Defensive coordinator Brent Pry wasn’t celebrating afterward but was smiling.

“Man, that was work,” he said. “When you’re playing explosive offenses, you’re not going to shut them down, but you have to make plays and stop drives. The sudden change of forcing a field goal matters. And then the score on defense, we’ve been looking for that all year — and it’s nice to turn it in when it counted most.”

Pry has time to make sure the Lions, especially their secondary, is consistently in better position and plays more evenly going forward.

“We’re all looking for that – that 10 percent to get us over the hump,” he said. “We’re so close. You go back to the Minnesota game and where we were and how close we were to being 11-1. We have to develop these guys and keep recruiting, which I think we’ve done a really good job of. We have a really good group of young defensive players. The culture’s in place, and that’s a big part of it. We’ve got great leadership, (and) a new OC (offensive coordinator Kirk Ciarrocca) I’ve got a lot of respect for.”

But there’s way less margin for error when attempting to join LSU, Ohio State, Clemson and, yes, Alabama, despite its two losses this year.

“We’ve got to win all our games,” Toney, who may bypass his final season for the NFL, said. “We got to come out 1-0 every week. We can’t get too high and too low, and that’s something I think we did this year.”

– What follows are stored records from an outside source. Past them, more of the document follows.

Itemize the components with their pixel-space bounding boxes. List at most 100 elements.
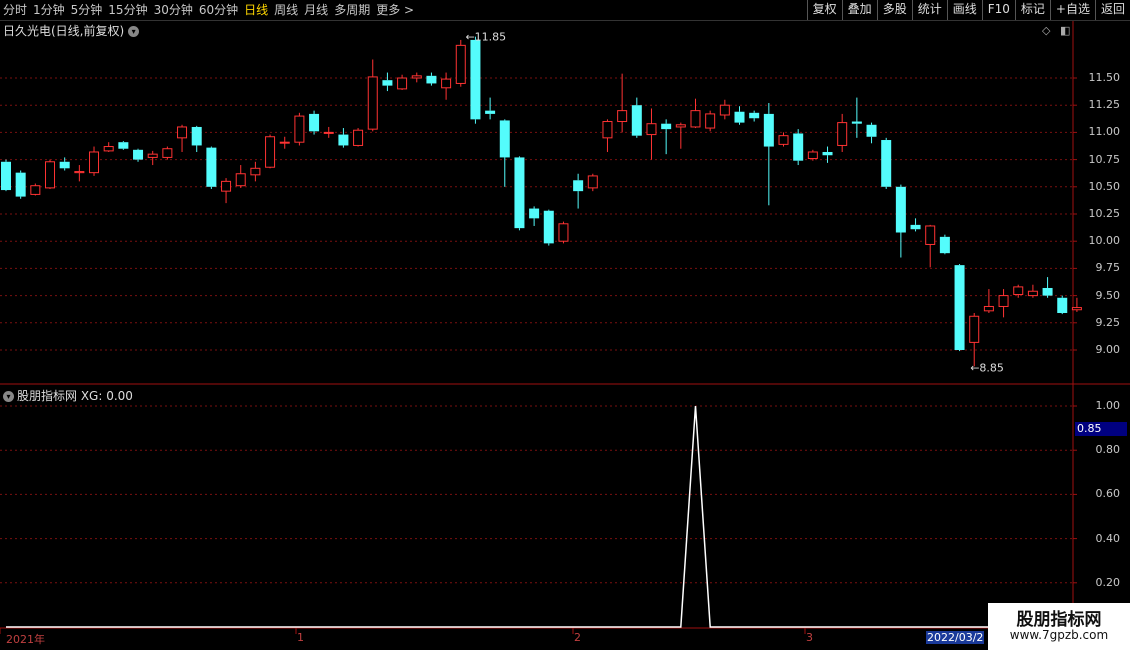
candle[interactable] [749, 110, 760, 122]
candle[interactable] [939, 234, 950, 255]
candle[interactable] [1071, 297, 1082, 312]
candle[interactable] [851, 97, 862, 138]
candle[interactable] [45, 159, 56, 189]
indicator-chart[interactable] [6, 405, 1077, 628]
candle[interactable] [221, 178, 232, 204]
candle[interactable] [397, 74, 408, 90]
period-tab-7[interactable]: 周线 [271, 0, 301, 20]
candle[interactable] [587, 173, 598, 192]
period-tab-9[interactable]: 多周期 [331, 0, 373, 20]
candle[interactable] [294, 112, 305, 146]
period-tab-3[interactable]: 15分钟 [105, 0, 150, 20]
candle[interactable] [675, 122, 686, 149]
candle[interactable] [162, 146, 173, 160]
candle[interactable] [895, 184, 906, 258]
period-tab-6[interactable]: 日线 [241, 0, 271, 20]
candle-body [133, 149, 144, 160]
action-button-3[interactable]: 统计 [911, 0, 947, 20]
candle[interactable] [191, 125, 202, 152]
high-price-annotation: ←11.85 [465, 31, 506, 44]
action-button-7[interactable]: +自选 [1049, 0, 1095, 20]
candle[interactable] [617, 73, 628, 133]
action-button-5[interactable]: F10 [981, 0, 1015, 20]
candle[interactable] [455, 39, 466, 87]
candle-body [353, 129, 364, 146]
candle[interactable] [881, 137, 892, 189]
period-tab-10[interactable]: 更多 > [373, 0, 417, 20]
candle[interactable] [250, 161, 261, 182]
action-button-2[interactable]: 多股 [876, 0, 912, 20]
candle[interactable] [89, 146, 100, 176]
candle[interactable] [1042, 277, 1053, 298]
period-tab-0[interactable]: 分时 [0, 0, 30, 20]
candle[interactable] [631, 97, 642, 138]
action-button-0[interactable]: 复权 [806, 0, 842, 20]
dropdown-icon[interactable]: ▾ [128, 26, 140, 37]
candle[interactable] [382, 72, 393, 92]
candle[interactable] [15, 170, 26, 199]
candle[interactable] [690, 98, 701, 129]
candle[interactable] [367, 59, 378, 132]
candle[interactable] [822, 146, 833, 163]
candle[interactable] [1057, 295, 1068, 315]
candle[interactable] [998, 289, 1009, 318]
price-axis-label: 11.00 [1088, 125, 1121, 139]
candle[interactable] [309, 110, 320, 135]
candle[interactable] [74, 165, 85, 182]
candle[interactable] [866, 122, 877, 144]
candle[interactable] [470, 36, 481, 124]
candle[interactable] [558, 221, 569, 244]
candle[interactable] [353, 128, 364, 147]
candle[interactable] [30, 183, 41, 196]
candle[interactable] [265, 134, 276, 169]
candle[interactable] [910, 218, 921, 232]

When this year’s final Associated Press poll is released, the Lions will probably be no lower than eighth, and their returning nucleus, led by Parsons, will likely be ranked on the edge of the top five in 2020.

“We talk about championships a lot,” Taylor said. “Whether it’s Big Ten or College Football Playoff, I think we’ve earned the right to be in the (2020) discussion. We’re still a couple plays and a couple games away. Hopefully next year we can take that step.”

They at least took a step toward that goal Saturday.